At the same time, Samar Qupty, star of a new film on Palestinians in Israel called
Junction 48, was questioned for two hours and then strip searched at Ben Gurion airport and denied her hand luggage before being allowed to fly to an international film festival. Stories of
state-sponsored humiliation at the airport are routine for Israel's Palestinian academics, journalists, actors and community leaders - in fact, for any Palestinian active in the public sphere.
The list of restrictions on Palestinian citizens is long and growing. A database by the legal group Adalah shows that some
60 Israeli laws explicitly discriminate against non-Jews, with another 18 in the pipeline. Two laws passed last month intensify the repression of dissent. An Expulsion Law is designed to empower Israeli MPs to oust Palestinian lawmakers whose views offend them, while a Transparency Law stigmatises human rights groups working to protect Palestinian rights.
Recently leaked protocols reveal that the
police have secretly awarded themselves powers to use live fire against Palestinian protesters in Israel, even if they pose no danger. Yet another law threatens jail for any Palestinian citizen who tries to dissuade another from volunteering in the Israeli army. Growing numbers of Palestinian citizens, including poets and writers, are being jailed or put under house arrest for
posts on social media the Israeli authorities disapprove of. Defence minister Avigdor Lieberman recently compared the work of the
Palestinians' national poet, Mahmoud Darwish, to Hitler's
Mein Kampf. Darwish is banned from school curriculums.
The culture minister, Miri Regev, meanwhile, has tied state funding for theatre and dance companies to their readiness to perform in Jewish settlements, illegally located in the occupied territories in the West Bank.
In his video, Mr Netanyahu said: "Jews and Arabs should reach out to each other, get to know each other's families. Listen to each other." And yet his officials have just
halved funding for the training of Palestinian student teachers, though not Jewish ones, to deter the former from pursuing teaching careers. Jewish schools face severe staff shortages, but Israel's
educational segregation is so complete that Palestinian citizens cannot be allowed to teach Jewish children.
Mr Netanyahu also extolled his government for a
promise to increase funding for Israel's near-bankrupt Palestinian local authorities. He forgot to mention, however, that he had
conditioned the money on the same councils demolishing thousands of homes in their jurisdiction. For decades Palestinians in Israel have been routinely denied building permits.

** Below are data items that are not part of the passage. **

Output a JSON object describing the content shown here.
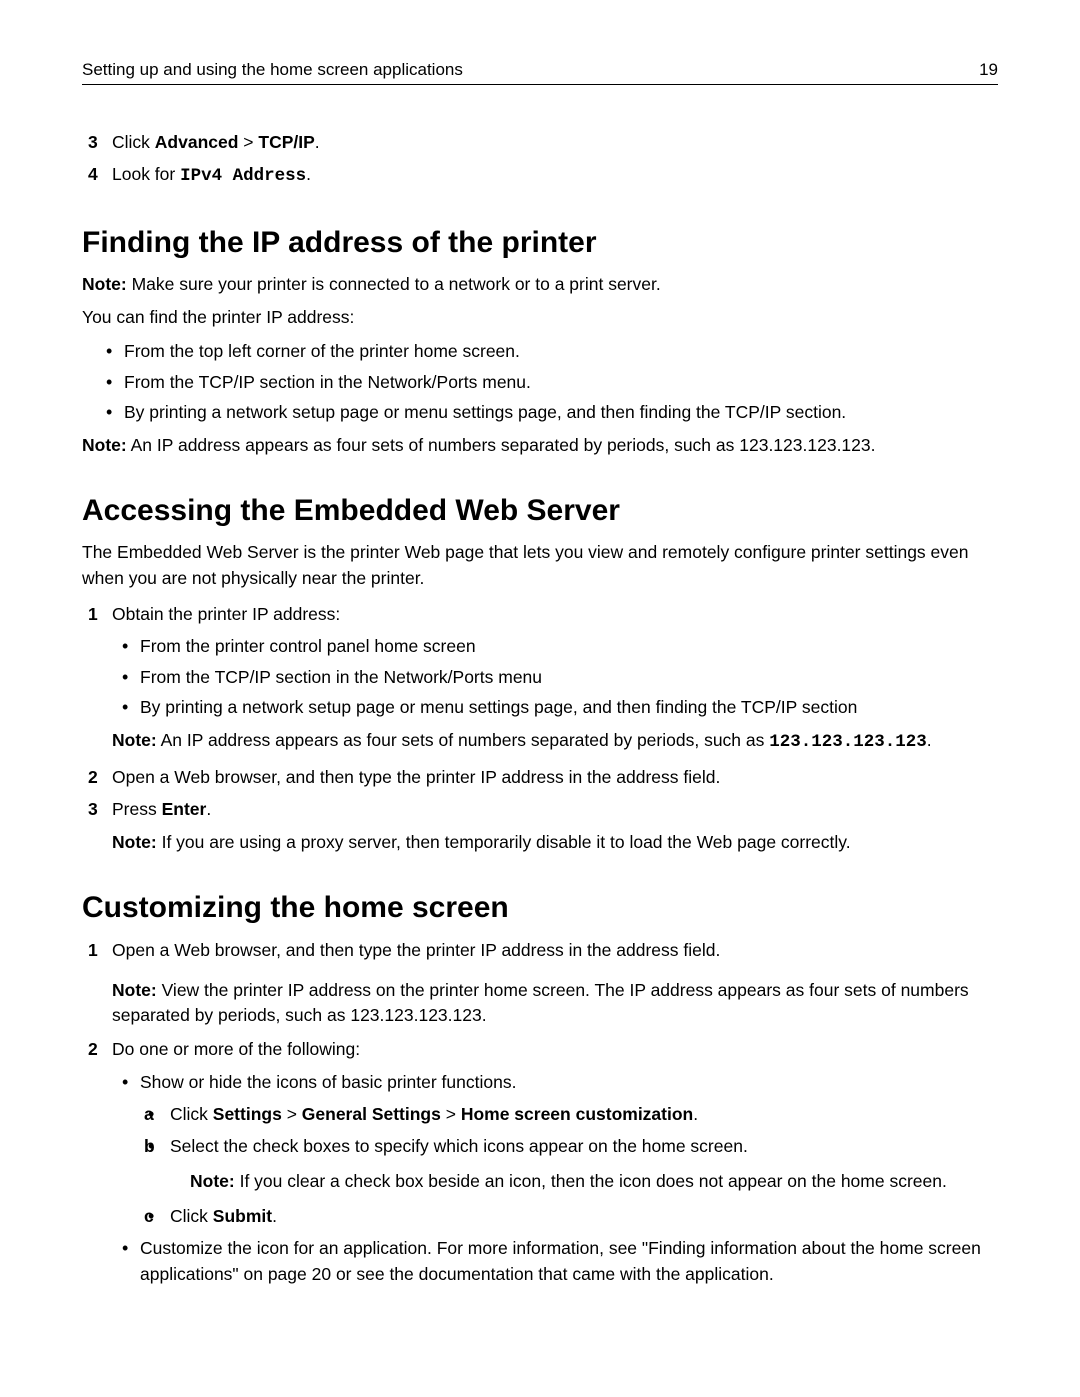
{
  "header": {
    "title": "Setting up and using the home screen applications",
    "page": "19"
  },
  "steps_intro": [
    {
      "num": "3",
      "pre": "Click ",
      "b1": "Advanced",
      "mid": " > ",
      "b2": "TCP/IP",
      "post": "."
    },
    {
      "num": "4",
      "pre": "Look for ",
      "code": "IPv4 Address",
      "post": "."
    }
  ],
  "sec1": {
    "title": "Finding the IP address of the printer",
    "note1a": "Note:",
    "note1b": " Make sure your printer is connected to a network or to a print server.",
    "intro": "You can find the printer IP address:",
    "bullets": [
      "From the top left corner of the printer home screen.",
      "From the TCP/IP section in the Network/Ports menu.",
      "By printing a network setup page or menu settings page, and then finding the TCP/IP section."
    ],
    "note2a": "Note:",
    "note2b": " An IP address appears as four sets of numbers separated by periods, such as 123.123.123.123."
  },
  "sec2": {
    "title": "Accessing the Embedded Web Server",
    "intro": "The Embedded Web Server is the printer Web page that lets you view and remotely configure printer settings even when you are not physically near the printer.",
    "step1": {
      "num": "1",
      "text": "Obtain the printer IP address:"
    },
    "bullets": [
      "From the printer control panel home screen",
      "From the TCP/IP section in the Network/Ports menu",
      "By printing a network setup page or menu settings page, and then finding the TCP/IP section"
    ],
    "note_inner_a": "Note:",
    "note_inner_b": " An IP address appears as four sets of numbers separated by periods, such as ",
    "note_inner_code": "123.123.123.123",
    "note_inner_c": ".",
    "step2": {
      "num": "2",
      "text": "Open a Web browser, and then type the printer IP address in the address field."
    },
    "step3": {
      "num": "3",
      "pre": "Press ",
      "b": "Enter",
      "post": "."
    },
    "note3a": "Note:",
    "note3b": " If you are using a proxy server, then temporarily disable it to load the Web page correctly."
  },
  "sec3": {
    "title": "Customizing the home screen",
    "step1": {
      "num": "1",
      "text": "Open a Web browser, and then type the printer IP address in the address field."
    },
    "note1a": "Note:",
    "note1b": " View the printer IP address on the printer home screen. The IP address appears as four sets of numbers separated by periods, such as 123.123.123.123.",
    "step2": {
      "num": "2",
      "text": "Do one or more of the following:"
    },
    "b1": "Show or hide the icons of basic printer functions.",
    "la": {
      "let": "a",
      "pre": "Click ",
      "s1": "Settings",
      "g1": " > ",
      "s2": "General Settings",
      "g2": " > ",
      "s3": "Home screen customization",
      "post": "."
    },
    "lb": {
      "let": "b",
      "text": "Select the check boxes to specify which icons appear on the home screen."
    },
    "lb_note_a": "Note:",
    "lb_note_b": " If you clear a check box beside an icon, then the icon does not appear on the home screen.",
    "lc": {
      "let": "c",
      "pre": "Click ",
      "b": "Submit",
      "post": "."
    },
    "b2": "Customize the icon for an application. For more information, see \"Finding information about the home screen applications\" on page 20 or see the documentation that came with the application."
  }
}
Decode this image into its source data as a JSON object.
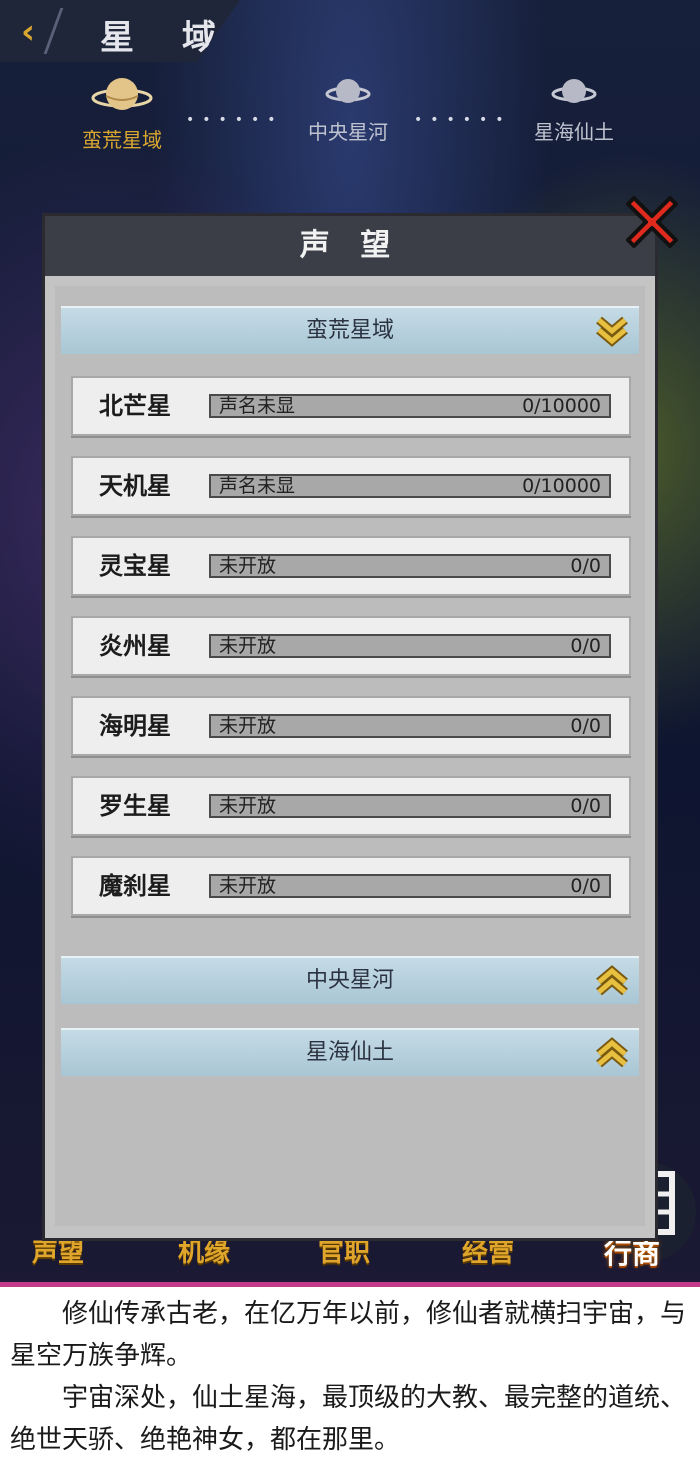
{
  "header": {
    "title": "星 域",
    "back_icon": "chevron-left-icon"
  },
  "region_nav": {
    "regions": [
      {
        "label": "蛮荒星域",
        "active": true
      },
      {
        "label": "中央星河",
        "active": false
      },
      {
        "label": "星海仙土",
        "active": false
      }
    ],
    "dots": "••••••",
    "active_color": "#d9a630",
    "inactive_color": "#bfc3cf"
  },
  "dialog": {
    "title": "声 望",
    "close_icon": "close-x-icon",
    "groups": [
      {
        "title": "蛮荒星域",
        "expanded": true,
        "rows": [
          {
            "name": "北芒星",
            "status": "声名未显",
            "value": "0/10000",
            "progress": 0
          },
          {
            "name": "天机星",
            "status": "声名未显",
            "value": "0/10000",
            "progress": 0
          },
          {
            "name": "灵宝星",
            "status": "未开放",
            "value": "0/0",
            "progress": 0
          },
          {
            "name": "炎州星",
            "status": "未开放",
            "value": "0/0",
            "progress": 0
          },
          {
            "name": "海明星",
            "status": "未开放",
            "value": "0/0",
            "progress": 0
          },
          {
            "name": "罗生星",
            "status": "未开放",
            "value": "0/0",
            "progress": 0
          },
          {
            "name": "魔刹星",
            "status": "未开放",
            "value": "0/0",
            "progress": 0
          }
        ]
      },
      {
        "title": "中央星河",
        "expanded": false
      },
      {
        "title": "星海仙土",
        "expanded": false
      }
    ]
  },
  "bottom_tabs": {
    "labels": [
      "声望",
      "机缘",
      "官职",
      "经营"
    ],
    "merchant": "行商",
    "accent": "#e0a62c"
  },
  "caption": {
    "paragraphs": [
      "修仙传承古老，在亿万年以前，修仙者就横扫宇宙，与星空万族争辉。",
      "宇宙深处，仙土星海，最顶级的大教、最完整的道统、绝世天骄、绝艳神女，都在那里。"
    ]
  }
}
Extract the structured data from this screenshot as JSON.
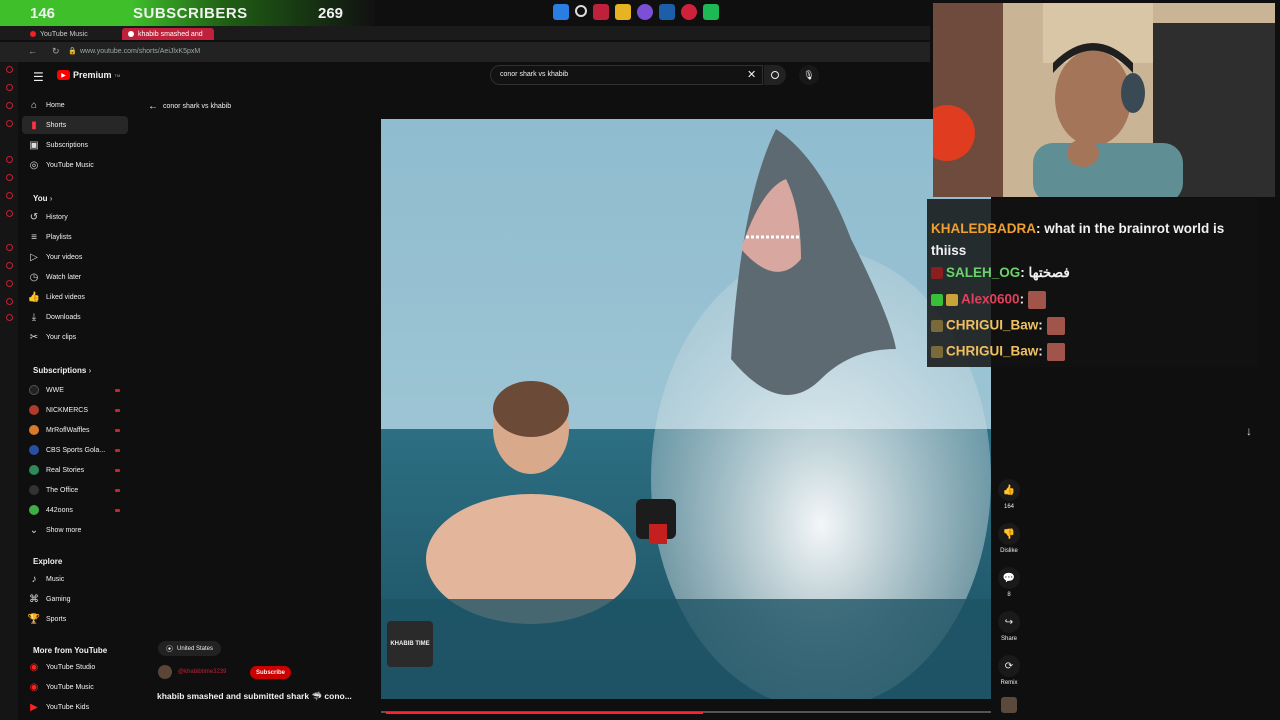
{
  "overlay": {
    "sub_count": "146",
    "sub_label": "SUBSCRIBERS",
    "sub_goal": "269"
  },
  "browser": {
    "tabs": [
      {
        "label": "YouTube Music"
      },
      {
        "label": "khabib smashed and"
      }
    ],
    "url": "www.youtube.com/shorts/AeiJlxK5pxM"
  },
  "brand": {
    "name": "Premium",
    "tm": "TM"
  },
  "search": {
    "value": "conor shark vs khabib"
  },
  "back": {
    "label": "conor shark vs khabib"
  },
  "sidebar": {
    "main": [
      {
        "label": "Home",
        "icon": "home-icon"
      },
      {
        "label": "Shorts",
        "icon": "shorts-icon",
        "active": true
      },
      {
        "label": "Subscriptions",
        "icon": "subscriptions-icon"
      },
      {
        "label": "YouTube Music",
        "icon": "music-icon"
      }
    ],
    "you_heading": "You",
    "you": [
      {
        "label": "History"
      },
      {
        "label": "Playlists"
      },
      {
        "label": "Your videos"
      },
      {
        "label": "Watch later"
      },
      {
        "label": "Liked videos"
      },
      {
        "label": "Downloads"
      },
      {
        "label": "Your clips"
      }
    ],
    "subs_heading": "Subscriptions",
    "subscriptions": [
      {
        "label": "WWE",
        "color": "#222222"
      },
      {
        "label": "NICKMERCS",
        "color": "#b23a2a"
      },
      {
        "label": "MrRoflWaffles",
        "color": "#d97a2b"
      },
      {
        "label": "CBS Sports Gola...",
        "color": "#2a4fa0"
      },
      {
        "label": "Real Stories",
        "color": "#2f8a5a"
      },
      {
        "label": "The Office",
        "color": "#333333"
      },
      {
        "label": "442oons",
        "color": "#3fae49"
      }
    ],
    "show_more": "Show more",
    "explore_heading": "Explore",
    "explore": [
      {
        "label": "Music"
      },
      {
        "label": "Gaming"
      },
      {
        "label": "Sports"
      }
    ],
    "more_heading": "More from YouTube",
    "more": [
      {
        "label": "YouTube Studio"
      },
      {
        "label": "YouTube Music"
      },
      {
        "label": "YouTube Kids"
      }
    ]
  },
  "short": {
    "location": "United States",
    "channel": "@khabibtime3239",
    "subscribe": "Subscribe",
    "title": "khabib smashed and submitted shark 🦈 cono...",
    "watermark": "KHABIB TIME",
    "progress": 0.52
  },
  "actions": {
    "likes": "164",
    "dislike": "Dislike",
    "comments": "8",
    "share": "Share",
    "remix": "Remix"
  },
  "chat": [
    {
      "user": "KHALEDBADRA",
      "text": ": what in the brainrot world is thiiss",
      "color": "#f0a030"
    },
    {
      "user": "SALEH_OG",
      "text": ": فصختها",
      "color": "#6bd36b"
    },
    {
      "user": "Alex0600",
      "text": ":",
      "color": "#e0405a"
    },
    {
      "user": "CHRIGUI_Baw",
      "text": ":",
      "color": "#f0c060"
    },
    {
      "user": "CHRIGUI_Baw",
      "text": ":",
      "color": "#f0c060"
    }
  ]
}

Israel's Palestinian citizens were not fooled by Mr Netanyahu's video. But as their leaders noted, they were not the intended audience.
The video was a cynical PR exercise aimed firmly at the Europeans, who have been discomfited by Israel's increasingly repressive climate and the government's regular incitement against its Palestinian minority.
Mr Netanyahu is worried about a
backlash in the West, including growing support for the boycott movement, European efforts to revive peace talks, and potential moves at the United Nations and International Criminal Court.
Palestinians in Israel have known worse repression than they currently endure. For Israel's first two decades they l
ived under military rule, locked into their towns and villages and largely invisible unless they agreed to do and say as they were told. Palestinian MPs could be elected to the parliament but only if they were first approved by Zionist parties like Mr Netanyahu's.
The Israeli right sounds ever more nostalgic for that era. Slowly
the ethos of the military government for Israel's Palestinians is returning - and the perfume of Mr Netanyahu's soothing words about ending "discord and hate" will not cover the stench.
Comment: Unbelievable...literally and totally. Netanyahu sat there, spewed platitudes, praises and promises for a people he despises, persecutes at every turn and murders with alarming regularity. That he did it with such ease exemplifies a purely psychopathic nature devoid of empathy and humanity, hellbent on influencing and managing global perception, and completely convinced he can get away with it.